Todd Harper and Tanya Otsuka, both of whom were on the board of the NCUA, said in separate statements that they had been removed from Trump. The distances left the agency, which supervises the 2.3 -billion -dollar -cooperative sector in the country, only a member of the board, the Republican Chairman Kyle Hauptman.

“This poorly designed and politically motivated decision to dismiss me before the end of my term is the important regulatory compensation and will harm consumers,” said Harper in a statement published on LinkedIn.

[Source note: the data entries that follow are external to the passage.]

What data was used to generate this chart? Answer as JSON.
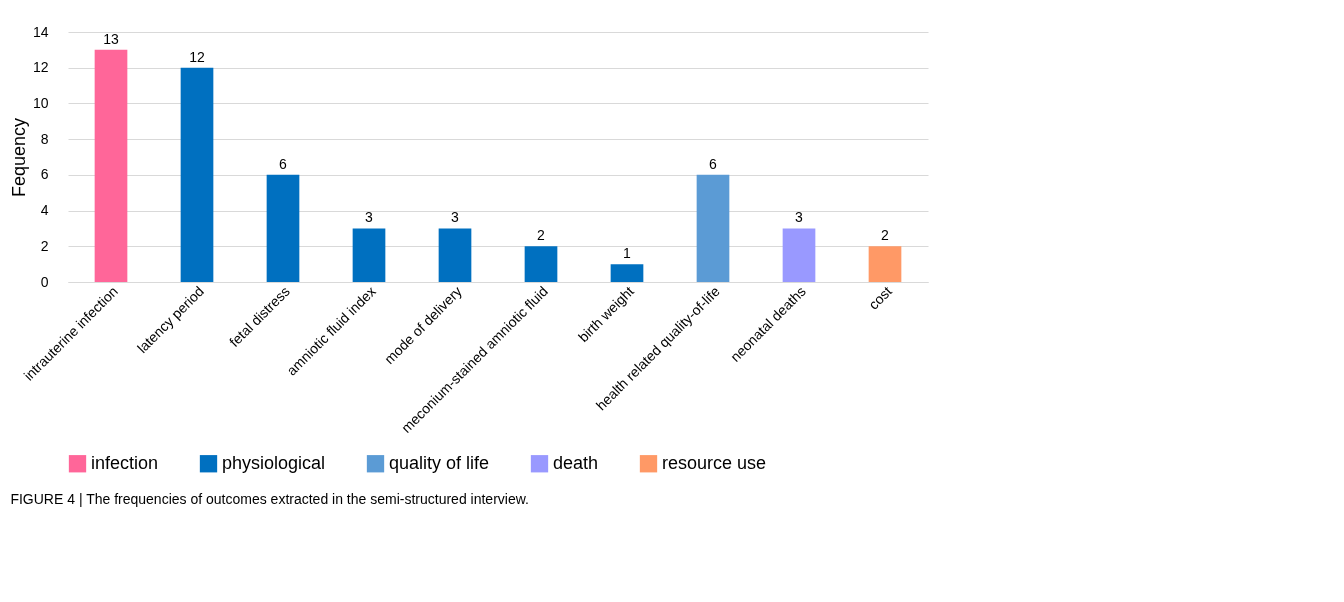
{
  "chart_data": {
    "type": "bar",
    "ylabel": "Fequency",
    "categories": [
      "intrauterine infection",
      "latency period",
      "fetal distress",
      "amniotic fluid index",
      "mode of delivery",
      "meconium-stained amniotic fluid",
      "birth weight",
      "health related quality-of-life",
      "neonatal deaths",
      "cost"
    ],
    "series": [
      {
        "name": "infection",
        "color": "#ff6699",
        "values": [
          13,
          null,
          null,
          null,
          null,
          null,
          null,
          null,
          null,
          null
        ]
      },
      {
        "name": "physiological",
        "color": "#0070c0",
        "values": [
          null,
          12,
          6,
          3,
          3,
          2,
          1,
          null,
          null,
          null
        ]
      },
      {
        "name": "quality of life",
        "color": "#5b9bd5",
        "values": [
          null,
          null,
          null,
          null,
          null,
          null,
          null,
          6,
          null,
          null
        ]
      },
      {
        "name": "death",
        "color": "#9999ff",
        "values": [
          null,
          null,
          null,
          null,
          null,
          null,
          null,
          null,
          3,
          null
        ]
      },
      {
        "name": "resource use",
        "color": "#ff9966",
        "values": [
          null,
          null,
          null,
          null,
          null,
          null,
          null,
          null,
          null,
          2
        ]
      }
    ],
    "ylim": [
      0,
      14
    ],
    "yticks": [
      0,
      2,
      4,
      6,
      8,
      10,
      12,
      14
    ],
    "grid": "y",
    "data_labels": true,
    "legend": "bottom",
    "annotations": [
      "FIGURE 4 | The frequencies of outcomes extracted in the semi-structured interview."
    ]
  }
}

In a separate explanation, Otsuka said that she was informed by e -mail on Tuesday evening that she was terminated immediately, and called “another attempt to undermine the rule of law and obviously ignore the congress and our democratic values”.

The press spokesman for the White House, Karoline Leavitt, defended the shots and said: “President Trump is the executive managing director and reserves the right to dismiss everyone he wants.”

An NCUA spokesman rejected a statement.

The moves are Trump’s recent efforts to spark civil servants from independent supervisory authorities. In March, he changed to remove both democratic commissioners at the Federal Trade Commission, a lawsuit that the couple currently questioned before a federal court. Trump also tries to remove Democrats from two federal work committees in a matter that is now in front of the US Supreme Court.

In his first term in 2019, Harper was actually appointed by Trump to the NCUA. At that time he was appointed chairman of the board of directors by President Joe Biden in 2021 and confirmed in 2022 to a second term that was not to expire until 2027.

Otsuka was nominated by Biden and confirmed by the Senate in 2023. Your term does not run until 2029.